11. A method for analyzing the effect of a polyribonucleotide on ciliogenesis, wherein said polyribonucleotide encodes a protein involved in and/or required for ciliogenesis, said method comprising the steps of: (a) obtaining a nose brush of a subject having a ciliopathy, said nose brush comprising undifferentiated basal cells and differentiated ciliated cells, (b) culturing the cells obtained from step (a) as a submerse cell culture for obtaining undifferentiated basal cells and dedifferentiated ciliated cells, (c) culturing undifferentiated basal cells and dedifferentiated ciliated cells obtained from step (b) as an air liquid interface cell culture and performing an air lift, (d) transfecting cells obtained from step (c) with a polyribonucleotide encoding a protein involved in and/or required for ciliogenesis, (e) culturing the transfected cells obtained from step (d) for obtaining differentiated ciliated cells, and (f) determining the effect of said polyribonucleotide on ciliogenesis using a lactate dehydrogenase measurement, a NucGreen assay, a high speed video microscopy, a ciliary beat frequency measurement, a mucociliary clearance assay, and/or immunofluorescence staining.
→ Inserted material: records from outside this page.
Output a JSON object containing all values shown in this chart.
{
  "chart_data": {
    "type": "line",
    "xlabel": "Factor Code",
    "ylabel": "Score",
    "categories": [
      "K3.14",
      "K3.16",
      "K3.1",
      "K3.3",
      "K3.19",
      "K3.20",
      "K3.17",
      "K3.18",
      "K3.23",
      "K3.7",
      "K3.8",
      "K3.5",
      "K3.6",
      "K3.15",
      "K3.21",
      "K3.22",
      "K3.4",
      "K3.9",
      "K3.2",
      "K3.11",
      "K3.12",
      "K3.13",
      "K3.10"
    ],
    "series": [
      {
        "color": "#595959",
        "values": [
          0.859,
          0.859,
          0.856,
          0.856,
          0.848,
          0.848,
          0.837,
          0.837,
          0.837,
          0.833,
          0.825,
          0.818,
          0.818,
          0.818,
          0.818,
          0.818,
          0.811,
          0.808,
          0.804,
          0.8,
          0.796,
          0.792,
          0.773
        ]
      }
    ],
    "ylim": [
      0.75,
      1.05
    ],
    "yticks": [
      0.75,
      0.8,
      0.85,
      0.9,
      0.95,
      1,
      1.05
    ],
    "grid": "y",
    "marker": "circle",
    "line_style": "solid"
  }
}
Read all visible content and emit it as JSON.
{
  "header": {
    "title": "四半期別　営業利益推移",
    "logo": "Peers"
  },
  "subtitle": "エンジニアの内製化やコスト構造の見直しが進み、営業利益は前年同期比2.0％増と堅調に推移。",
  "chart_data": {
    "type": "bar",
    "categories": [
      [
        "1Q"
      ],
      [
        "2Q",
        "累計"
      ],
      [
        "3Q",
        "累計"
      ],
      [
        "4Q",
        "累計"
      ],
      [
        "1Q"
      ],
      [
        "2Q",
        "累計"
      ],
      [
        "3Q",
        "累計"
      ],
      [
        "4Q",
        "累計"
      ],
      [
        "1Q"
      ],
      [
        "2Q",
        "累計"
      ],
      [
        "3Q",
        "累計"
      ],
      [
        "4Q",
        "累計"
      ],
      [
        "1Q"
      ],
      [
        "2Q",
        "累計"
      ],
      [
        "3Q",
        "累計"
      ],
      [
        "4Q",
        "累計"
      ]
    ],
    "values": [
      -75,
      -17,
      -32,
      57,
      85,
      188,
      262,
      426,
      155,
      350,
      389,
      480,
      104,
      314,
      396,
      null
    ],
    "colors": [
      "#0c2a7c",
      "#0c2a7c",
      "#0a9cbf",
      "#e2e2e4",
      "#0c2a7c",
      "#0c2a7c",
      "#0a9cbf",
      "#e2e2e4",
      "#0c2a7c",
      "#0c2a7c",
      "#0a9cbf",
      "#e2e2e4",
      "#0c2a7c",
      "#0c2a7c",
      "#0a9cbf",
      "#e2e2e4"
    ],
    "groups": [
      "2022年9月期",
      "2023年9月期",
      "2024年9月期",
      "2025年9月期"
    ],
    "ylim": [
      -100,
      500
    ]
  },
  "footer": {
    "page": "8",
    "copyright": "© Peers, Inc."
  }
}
12. The method according to claim 11, wherein the cells are transfected within 0 to 48 hours after the air lift is performed in step (c).

13. The method according to claim 11, wherein the cells are transfected with a polyribonucleotide encoding a protein involved in and/or required for ciliogenesis using a lipidoid having the structure shown in formula (V).

14. The method according to claim 11, wherein the cells are cultured in steps (b) to (e) using Medium G.

15. The method according to claim 11, wherein the nose brush further comprises fibroblasts and wherein growth of said fibroblasts is inhibited in steps (b) to (e).